Among the groups that have not benefited from the “rising tide lifts all boats” trend of the economy since the Great Recession are part-time workers. One school of thought argues that will not change, creating an ongoing drag on the economy.
The San Francisco Federal Reserve posted its analysis of the situation:
The U.S. unemployment rate has held steady at 4.1% in recent months (through March 2018). This is near historical lows, indicating a very tight labor market.
By contrast, the broader measure of labor market tightness called U6 has remained somewhat elevated compared with past lows. Why? The main reason is that U6 includes individuals who are employed part time but want a full-time job—the so-called “involuntary part-time” group, or IPT, labeled “part time for economic reasons” by the U.S. Bureau of Labor Statistics. Policymakers have flagged the extent of IPT work as one important indicator of the state of the labor market in the wake of the Great Recession.
The St. Louis Fed defines U6 as “Total unemployed, plus all marginally attached workers plus total employed part time for economic reasons.”
The size of the problem is substantial, the San Francisco Fed’s experts argue:
During early 2018, involuntary part-time work was running nearly a percentage point higher than its level the last time the unemployment rate was 4.1%, in August 2000. This represents about 1.4 million additional individuals who are stuck in part-time jobs. These numbers imply that the level of IPT work is about 40% higher than would normally be expected at this point in the economic expansion.

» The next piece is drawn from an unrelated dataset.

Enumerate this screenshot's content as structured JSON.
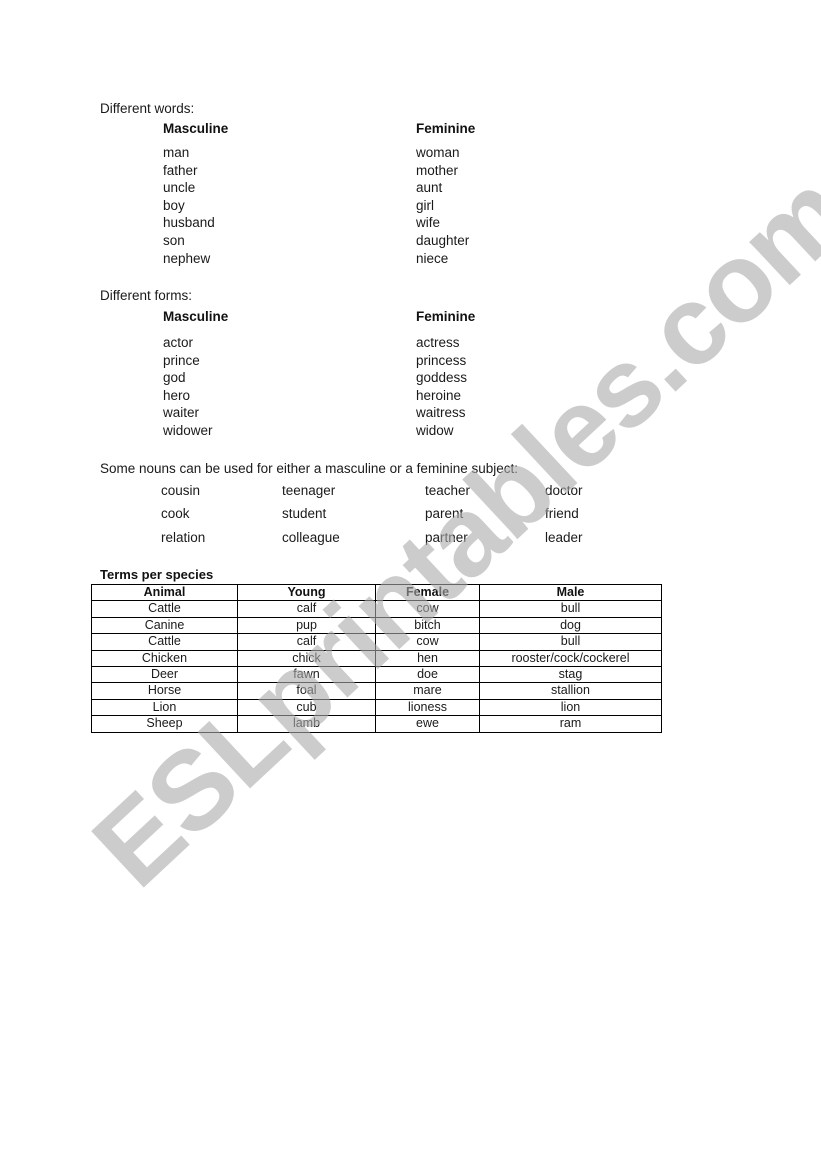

The experts who wrote the report blame the ongoing presence of freelance workers and the rise in service sector jobs for the high part-time number. There is no reason to believe this will not be the case as the economy moves forward.
Workers in these segments face two persistent problems, both of which benefit employers. The first is that the recession taught these employers a lesson, which is that part-time workers are cheap. They do not get benefits, which can be expensive, and this lowers the overall cost of labor. The second is that service sector employees tend to be at the low end of the skills scale, and therefore cost employers less than educated workers. Companies move toward employment of the lowest common denominator of skills and education. With these lessons, companies can permanently lower labor costs.
The San Francisco Fed has pointed out an Achilles heel of the future of the American economy. Part-time workers are likely to have little discretionary income, and because of that, there is a drag on gross domestic product.